Comments

You must log in or register to comment.

Eresbonitaguey t1_j6qic3n wrote

Possibly not the ideal solution but I would suggest taking sections of the spectrogram as images (perhaps with overlap) and feeding that into a multi-label classifier. If you’re after a bounding box then the upper and lower bounds should be apparent based on the location of your classes within the spectrogram i.e. sound intensity occurs at similar frequency. If transfer learning from a general image model I would advise against using false colour to generate the three channels and instead would generate different types of spectrograms (Reassignment method/Multi-tapered/etc.) Due to the nature of spectrograms you don’t really want scale invariance so segmentation models that use feature pyramids can be problematic.
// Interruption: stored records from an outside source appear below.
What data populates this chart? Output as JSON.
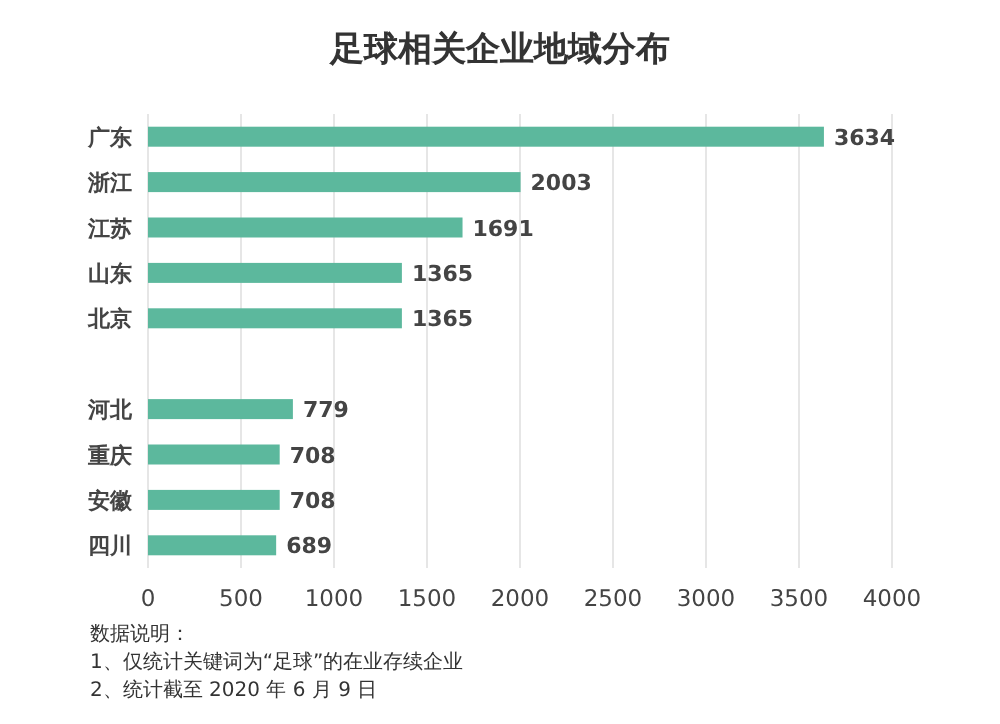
{
  "chart_data": {
    "type": "bar",
    "orientation": "horizontal",
    "title": "足球相关企业地域分布",
    "categories": [
      "广东",
      "浙江",
      "江苏",
      "山东",
      "北京",
      null,
      "河北",
      "重庆",
      "安徽",
      "四川"
    ],
    "values": [
      3634,
      2003,
      1691,
      1365,
      1365,
      null,
      779,
      708,
      708,
      689
    ],
    "color": "#5cb89d",
    "data_labels": true,
    "grid": "x",
    "xlim": [
      0,
      4000
    ],
    "xticks": [
      0,
      500,
      1000,
      1500,
      2000,
      2500,
      3000,
      3500,
      4000
    ],
    "annotations": [
      "数据说明：",
      "1、仅统计关键词为“足球”的在业存续企业",
      "2、统计截至 2020 年 6 月 9 日"
    ]
  }
}
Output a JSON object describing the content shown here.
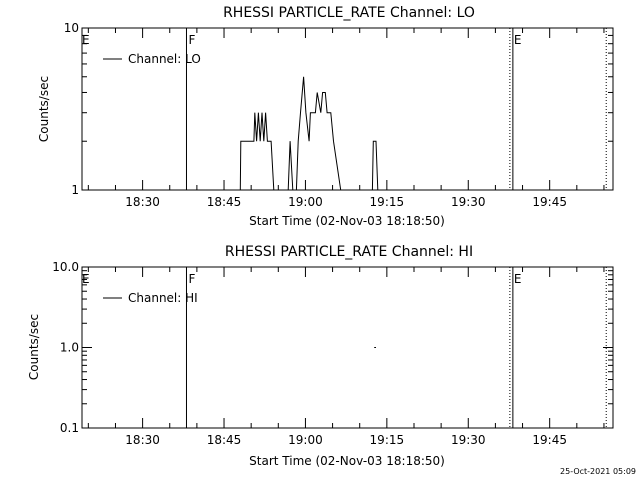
{
  "chart_data": [
    {
      "type": "line",
      "title": "RHESSI PARTICLE_RATE Channel: LO",
      "xlabel": "Start Time (02-Nov-03 18:18:50)",
      "ylabel": "Counts/sec",
      "y_scale": "log",
      "ylim": [
        1,
        10
      ],
      "y_tick_labels": [
        "1",
        "10"
      ],
      "x_tick_labels": [
        "18:30",
        "18:45",
        "19:00",
        "19:15",
        "19:30",
        "19:45"
      ],
      "legend": {
        "label": "Channel: LO",
        "placement": "top-left"
      },
      "markers": [
        {
          "label": "E",
          "time": "18:18:50",
          "style": "solid"
        },
        {
          "label": "F",
          "time": "18:38:05",
          "style": "solid"
        },
        {
          "label": "E",
          "time": "19:37:40",
          "style": "dotted"
        },
        {
          "label": "E",
          "time": "19:37:40",
          "style": "solid"
        },
        {
          "label": "",
          "time": "19:55:25",
          "style": "dotted"
        }
      ],
      "series": [
        {
          "name": "Channel: LO",
          "points": [
            [
              "18:48:00",
              1
            ],
            [
              "18:48:05",
              2
            ],
            [
              "18:50:30",
              2
            ],
            [
              "18:50:40",
              3
            ],
            [
              "18:51:00",
              2
            ],
            [
              "18:51:20",
              3
            ],
            [
              "18:51:40",
              2
            ],
            [
              "18:52:00",
              3
            ],
            [
              "18:52:20",
              2
            ],
            [
              "18:52:40",
              3
            ],
            [
              "18:53:00",
              2
            ],
            [
              "18:53:40",
              2
            ],
            [
              "18:54:10",
              1
            ],
            [
              "18:56:50",
              1
            ],
            [
              "18:57:10",
              2
            ],
            [
              "18:57:40",
              1
            ],
            [
              "18:58:20",
              1
            ],
            [
              "18:58:40",
              2
            ],
            [
              "18:59:05",
              3
            ],
            [
              "18:59:40",
              5
            ],
            [
              "19:00:05",
              3
            ],
            [
              "19:00:40",
              2
            ],
            [
              "19:00:55",
              3
            ],
            [
              "19:01:50",
              3
            ],
            [
              "19:02:10",
              4
            ],
            [
              "19:02:50",
              3
            ],
            [
              "19:03:10",
              4
            ],
            [
              "19:03:40",
              4
            ],
            [
              "19:04:00",
              3
            ],
            [
              "19:04:40",
              3
            ],
            [
              "19:05:10",
              2
            ],
            [
              "19:06:30",
              1
            ],
            [
              "19:12:20",
              1
            ],
            [
              "19:12:30",
              2
            ],
            [
              "19:13:00",
              2
            ],
            [
              "19:13:20",
              1
            ]
          ]
        }
      ]
    },
    {
      "type": "line",
      "title": "RHESSI PARTICLE_RATE Channel: HI",
      "xlabel": "Start Time (02-Nov-03 18:18:50)",
      "ylabel": "Counts/sec",
      "y_scale": "log",
      "ylim": [
        0.1,
        10
      ],
      "y_tick_labels": [
        "0.1",
        "1.0",
        "10.0"
      ],
      "x_tick_labels": [
        "18:30",
        "18:45",
        "19:00",
        "19:15",
        "19:30",
        "19:45"
      ],
      "legend": {
        "label": "Channel: HI",
        "placement": "top-left"
      },
      "markers": [
        {
          "label": "E",
          "time": "18:18:50",
          "style": "solid"
        },
        {
          "label": "F",
          "time": "18:38:05",
          "style": "solid"
        },
        {
          "label": "E",
          "time": "19:37:40",
          "style": "dotted"
        },
        {
          "label": "E",
          "time": "19:37:40",
          "style": "solid"
        },
        {
          "label": "",
          "time": "19:55:25",
          "style": "dotted"
        }
      ],
      "series": [
        {
          "name": "Channel: HI",
          "points": [
            [
              "19:12:40",
              1
            ],
            [
              "19:13:00",
              1
            ]
          ]
        }
      ]
    }
  ],
  "footer_timestamp": "25-Oct-2021 05:09"
}
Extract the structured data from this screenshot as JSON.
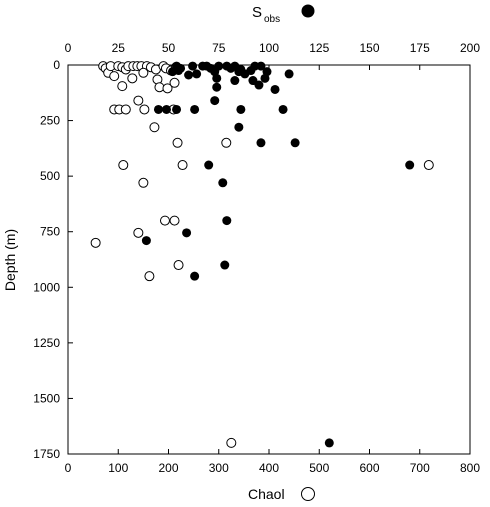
{
  "chart_data": {
    "type": "scatter",
    "ylabel": "Depth (m)",
    "y_axis": {
      "range": [
        0,
        1750
      ],
      "inverted": true,
      "ticks": [
        "0",
        "250",
        "500",
        "750",
        "1000",
        "1250",
        "1500",
        "1750"
      ]
    },
    "x_bottom": {
      "range": [
        0,
        800
      ],
      "ticks": [
        "0",
        "100",
        "200",
        "300",
        "400",
        "500",
        "600",
        "700",
        "800"
      ]
    },
    "x_top": {
      "range": [
        0,
        200
      ],
      "ticks": [
        "0",
        "25",
        "50",
        "75",
        "100",
        "125",
        "150",
        "175",
        "200"
      ]
    },
    "grid": false,
    "series": [
      {
        "name_main": "S",
        "name_sub": "obs",
        "axis": "top",
        "marker": "filled-circle",
        "color": "#000000",
        "points": [
          [
            54,
            5
          ],
          [
            56,
            15
          ],
          [
            55,
            25
          ],
          [
            52,
            30
          ],
          [
            60,
            45
          ],
          [
            62,
            5
          ],
          [
            64,
            40
          ],
          [
            67,
            5
          ],
          [
            69,
            5
          ],
          [
            71,
            15
          ],
          [
            73,
            30
          ],
          [
            75,
            5
          ],
          [
            79,
            5
          ],
          [
            81,
            15
          ],
          [
            83,
            5
          ],
          [
            85,
            30
          ],
          [
            86,
            20
          ],
          [
            88,
            40
          ],
          [
            91,
            25
          ],
          [
            93,
            5
          ],
          [
            96,
            5
          ],
          [
            99,
            30
          ],
          [
            98,
            60
          ],
          [
            110,
            40
          ],
          [
            74,
            60
          ],
          [
            83,
            70
          ],
          [
            92,
            70
          ],
          [
            74,
            100
          ],
          [
            95,
            90
          ],
          [
            103,
            110
          ],
          [
            107,
            200
          ],
          [
            86,
            200
          ],
          [
            73,
            160
          ],
          [
            45,
            200
          ],
          [
            49,
            200
          ],
          [
            54,
            200
          ],
          [
            63,
            200
          ],
          [
            85,
            280
          ],
          [
            96,
            350
          ],
          [
            113,
            350
          ],
          [
            70,
            450
          ],
          [
            170,
            450
          ],
          [
            77,
            530
          ],
          [
            79,
            700
          ],
          [
            39,
            790
          ],
          [
            59,
            755
          ],
          [
            78,
            900
          ],
          [
            63,
            950
          ],
          [
            130,
            1700
          ]
        ]
      },
      {
        "name": "Chaol",
        "axis": "bottom",
        "marker": "open-circle",
        "color": "#000000",
        "points": [
          [
            70,
            5
          ],
          [
            75,
            15
          ],
          [
            80,
            35
          ],
          [
            85,
            5
          ],
          [
            92,
            50
          ],
          [
            100,
            5
          ],
          [
            108,
            10
          ],
          [
            115,
            20
          ],
          [
            120,
            5
          ],
          [
            130,
            5
          ],
          [
            138,
            5
          ],
          [
            146,
            5
          ],
          [
            157,
            5
          ],
          [
            165,
            10
          ],
          [
            175,
            20
          ],
          [
            190,
            5
          ],
          [
            195,
            15
          ],
          [
            205,
            25
          ],
          [
            215,
            10
          ],
          [
            150,
            35
          ],
          [
            178,
            65
          ],
          [
            182,
            100
          ],
          [
            198,
            105
          ],
          [
            212,
            80
          ],
          [
            108,
            95
          ],
          [
            128,
            60
          ],
          [
            140,
            160
          ],
          [
            152,
            200
          ],
          [
            210,
            200
          ],
          [
            92,
            200
          ],
          [
            102,
            200
          ],
          [
            115,
            200
          ],
          [
            172,
            280
          ],
          [
            218,
            350
          ],
          [
            315,
            350
          ],
          [
            110,
            450
          ],
          [
            150,
            530
          ],
          [
            228,
            450
          ],
          [
            193,
            700
          ],
          [
            212,
            700
          ],
          [
            140,
            755
          ],
          [
            55,
            800
          ],
          [
            220,
            900
          ],
          [
            162,
            950
          ],
          [
            325,
            1700
          ],
          [
            718,
            450
          ]
        ]
      }
    ]
  }
}
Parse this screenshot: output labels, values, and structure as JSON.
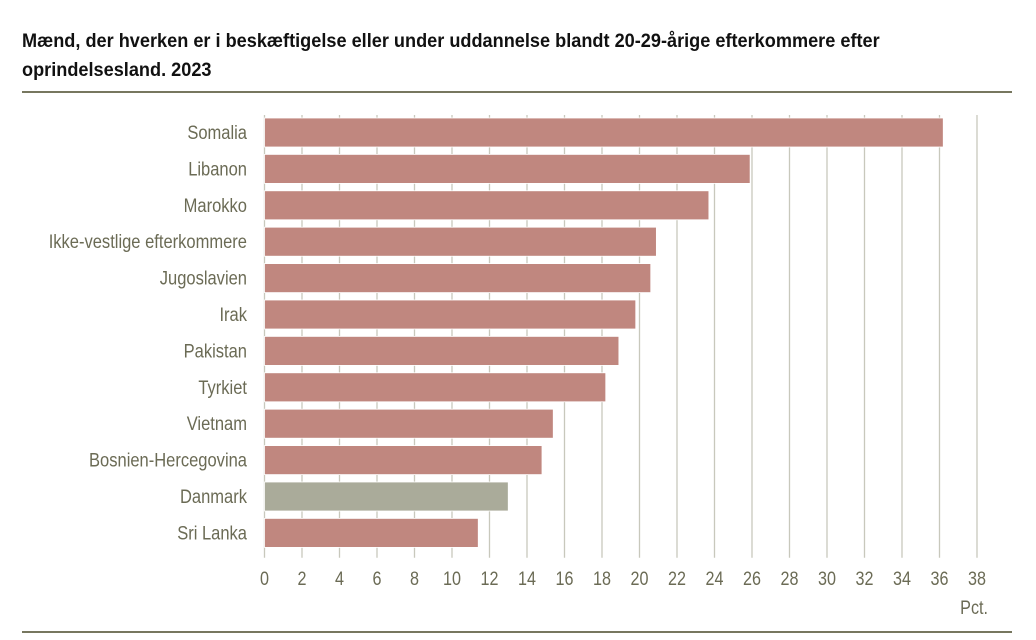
{
  "chart_data": {
    "type": "bar",
    "orientation": "horizontal",
    "title": "Mænd, der hverken er i beskæftigelse eller under uddannelse blandt 20-29-årige efterkommere efter oprindelsesland. 2023",
    "xlabel": "Pct.",
    "ylabel": "",
    "categories": [
      "Somalia",
      "Libanon",
      "Marokko",
      "Ikke-vestlige efterkommere",
      "Jugoslavien",
      "Irak",
      "Pakistan",
      "Tyrkiet",
      "Vietnam",
      "Bosnien-Hercegovina",
      "Danmark",
      "Sri Lanka"
    ],
    "values": [
      36.2,
      25.9,
      23.7,
      20.9,
      20.6,
      19.8,
      18.9,
      18.2,
      15.4,
      14.8,
      13.0,
      11.4
    ],
    "xlim": [
      0,
      38
    ],
    "xticks": [
      "0",
      "2",
      "4",
      "6",
      "8",
      "10",
      "12",
      "14",
      "16",
      "18",
      "20",
      "22",
      "24",
      "26",
      "28",
      "30",
      "32",
      "34",
      "36",
      "38"
    ],
    "grid": true,
    "colors": {
      "default": "#c0877f",
      "highlight": "#aaab9a",
      "highlight_category": "Danmark",
      "grid": "#c8c8bc",
      "text": "#6b6b55",
      "rule": "#77775f"
    }
  }
}
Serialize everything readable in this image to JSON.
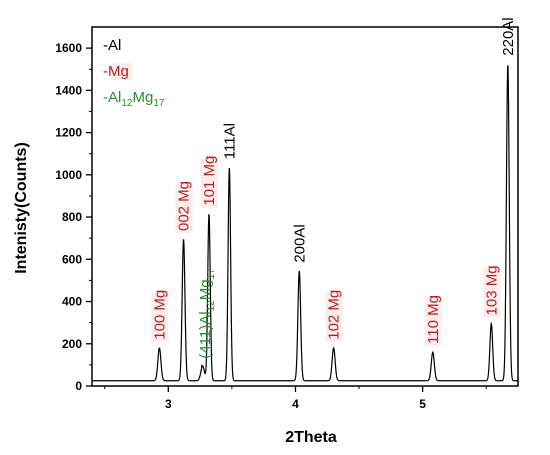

I found decent success using Compact Convolutional Transformers but that may not be what you need for your task.

3

jiamengial t1_j6sj3l2 wrote

Using something like a CTC loss might be a good shout - you could basically say you're doing "speech recognition", but instead of recognising (sub)words you're recognising classes

2

uhules t1_j6sp5wk wrote

CTC is better suited for unaligned sequences, if OP has precise timings for the sound events, plain frame-wise classification should work better.

2

jiamengial t1_j6t854s wrote

That's true, was thinking that flat frame-wise predictions could lead to incorrect mid-segment predictions, which might be an annoying model error to get

1

uhules t1_j6spu3f wrote

What kind of model would work in this case is heavily dependent on data availability and the quality of your annotation. Check these datasets from Papers With Code and see whether any one of those is similar enough to your setting, and pick models or code from their leaderboards.

2

1bir t1_j6s0ito wrote

Possible solution:

  • train minirocket/hydra, which were designed for time series classification, on the labelled dataset (probably as four one-vs-many problems, eg s1 vs the rest, s2 vs the rest etc)
  • you'll get sets of 1D convolutional kernels; these can be convolved with time series of any length
  • only one of these should 'fire' strongly for each different heartbeat phase, so you should get univariate signals for each phase
  • convolve these kernel sets with your unsegmented data
  • segment the data based on the strongest signal corresponding to the relevant phase of the heartbeat.

You may need to apply some transformations to the signals to get this to work well though (eg softmax &/ smoothing, or some kind of changepoint detection, which I don't know much about).

1